Check AdminCount and "Allow inheritable permissions"

by Pat Richard at 2012-10-03 12:20:21

Greetings - Looking into writing something that will accept a user name, and check for AdminCount and “Allow inheritable permissions from the parent to propagte to this object and all child objects” settings. This will be a troubleshooting tool. It only needs to report on the current values.

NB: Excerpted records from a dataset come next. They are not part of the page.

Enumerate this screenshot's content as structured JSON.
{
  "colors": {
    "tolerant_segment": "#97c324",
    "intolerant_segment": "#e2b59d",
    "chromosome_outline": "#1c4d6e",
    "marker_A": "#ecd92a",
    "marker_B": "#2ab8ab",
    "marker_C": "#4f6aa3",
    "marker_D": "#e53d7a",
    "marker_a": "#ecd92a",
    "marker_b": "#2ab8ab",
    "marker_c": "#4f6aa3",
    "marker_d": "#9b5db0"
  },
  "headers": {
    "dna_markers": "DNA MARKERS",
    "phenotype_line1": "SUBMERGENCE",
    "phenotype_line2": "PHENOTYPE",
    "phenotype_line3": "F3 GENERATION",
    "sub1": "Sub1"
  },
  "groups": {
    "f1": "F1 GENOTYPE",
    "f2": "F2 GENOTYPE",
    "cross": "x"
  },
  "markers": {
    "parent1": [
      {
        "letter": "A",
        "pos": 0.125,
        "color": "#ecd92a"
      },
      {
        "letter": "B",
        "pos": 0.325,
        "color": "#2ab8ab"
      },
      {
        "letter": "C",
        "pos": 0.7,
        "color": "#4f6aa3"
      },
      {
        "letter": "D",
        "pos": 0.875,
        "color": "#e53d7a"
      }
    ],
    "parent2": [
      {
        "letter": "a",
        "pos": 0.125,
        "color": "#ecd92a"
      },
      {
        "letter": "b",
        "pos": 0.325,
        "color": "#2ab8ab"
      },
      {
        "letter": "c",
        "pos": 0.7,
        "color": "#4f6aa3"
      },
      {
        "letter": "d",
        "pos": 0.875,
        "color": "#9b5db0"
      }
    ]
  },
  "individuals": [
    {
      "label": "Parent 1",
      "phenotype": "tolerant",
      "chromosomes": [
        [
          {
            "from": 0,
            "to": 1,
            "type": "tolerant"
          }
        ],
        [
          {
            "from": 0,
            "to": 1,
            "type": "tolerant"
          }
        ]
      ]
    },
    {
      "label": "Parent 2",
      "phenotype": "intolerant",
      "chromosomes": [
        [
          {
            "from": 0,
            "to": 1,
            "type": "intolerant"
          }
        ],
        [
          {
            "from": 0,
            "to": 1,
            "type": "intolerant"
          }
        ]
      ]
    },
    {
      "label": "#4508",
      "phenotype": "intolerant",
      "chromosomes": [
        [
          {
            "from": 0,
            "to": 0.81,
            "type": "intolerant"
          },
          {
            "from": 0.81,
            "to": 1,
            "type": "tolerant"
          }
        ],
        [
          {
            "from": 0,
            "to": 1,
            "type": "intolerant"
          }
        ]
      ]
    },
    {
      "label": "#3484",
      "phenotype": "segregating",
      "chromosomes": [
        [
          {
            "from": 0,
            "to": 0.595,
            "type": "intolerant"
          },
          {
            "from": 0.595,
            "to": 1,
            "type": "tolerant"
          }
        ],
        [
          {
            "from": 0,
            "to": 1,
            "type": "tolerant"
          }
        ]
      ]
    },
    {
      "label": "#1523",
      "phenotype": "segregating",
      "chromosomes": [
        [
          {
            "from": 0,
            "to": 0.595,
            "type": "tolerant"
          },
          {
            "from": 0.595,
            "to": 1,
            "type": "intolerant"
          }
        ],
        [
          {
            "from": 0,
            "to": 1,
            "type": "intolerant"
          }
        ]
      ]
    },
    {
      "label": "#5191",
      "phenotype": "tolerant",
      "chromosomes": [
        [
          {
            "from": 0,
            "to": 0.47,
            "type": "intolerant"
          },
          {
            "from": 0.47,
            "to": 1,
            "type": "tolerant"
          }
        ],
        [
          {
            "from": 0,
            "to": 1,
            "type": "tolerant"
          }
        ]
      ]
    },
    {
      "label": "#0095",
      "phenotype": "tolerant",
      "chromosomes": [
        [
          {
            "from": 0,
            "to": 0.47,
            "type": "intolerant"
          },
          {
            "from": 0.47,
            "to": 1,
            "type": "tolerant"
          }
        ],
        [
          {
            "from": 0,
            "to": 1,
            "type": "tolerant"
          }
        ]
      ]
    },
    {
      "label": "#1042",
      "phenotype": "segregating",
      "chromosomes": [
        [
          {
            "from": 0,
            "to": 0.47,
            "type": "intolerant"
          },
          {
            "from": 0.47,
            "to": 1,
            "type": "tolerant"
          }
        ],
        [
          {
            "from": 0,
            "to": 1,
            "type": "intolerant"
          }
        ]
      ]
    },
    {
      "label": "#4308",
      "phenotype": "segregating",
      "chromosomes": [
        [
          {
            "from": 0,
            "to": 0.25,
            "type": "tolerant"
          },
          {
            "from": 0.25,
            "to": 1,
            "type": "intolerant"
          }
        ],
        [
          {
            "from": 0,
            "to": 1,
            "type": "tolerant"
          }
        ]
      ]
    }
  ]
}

Has anyone done something already? I’m not finding much…
by Pat Richard at 2012-10-03 13:44:58
Okay, so I’ve come up with this: $user = "test"
if (! (Get-Module -name “ActiveDirectory” -ea 0)){import-module activedirectory}
$userinfo = Get-AdUser $user -Properties AdminCount
$dn = $userinfo.DistinguishedName
$user = [ADSI]“LDAP://$dn”
$acl = $user.objectSecurity
# the following indicates whether inherited rights checkbox is cleared
$inherited = $acl.AreAccessRulesProtected
# the following indicates whether AdminCount is set
$admincount = $userinfo.admincount -ne $null
Write-Host "Inherited: $inherited"
Write-Host "AdminCount: $admincount"

Seems to work well for users within the same domain. Need to expand to include users in any domain in the forest. But that’s for another day.
by coderaven at 2012-10-03 14:44:17
That is a much needed test. It can cause some major confusion. I will see if I can expand it to check for protected group SIDs, since the count and security do not undo itself more issues arise when AdminCount got set once and needs to be undone. All of the known protected group SIDs would be able to do a full forest.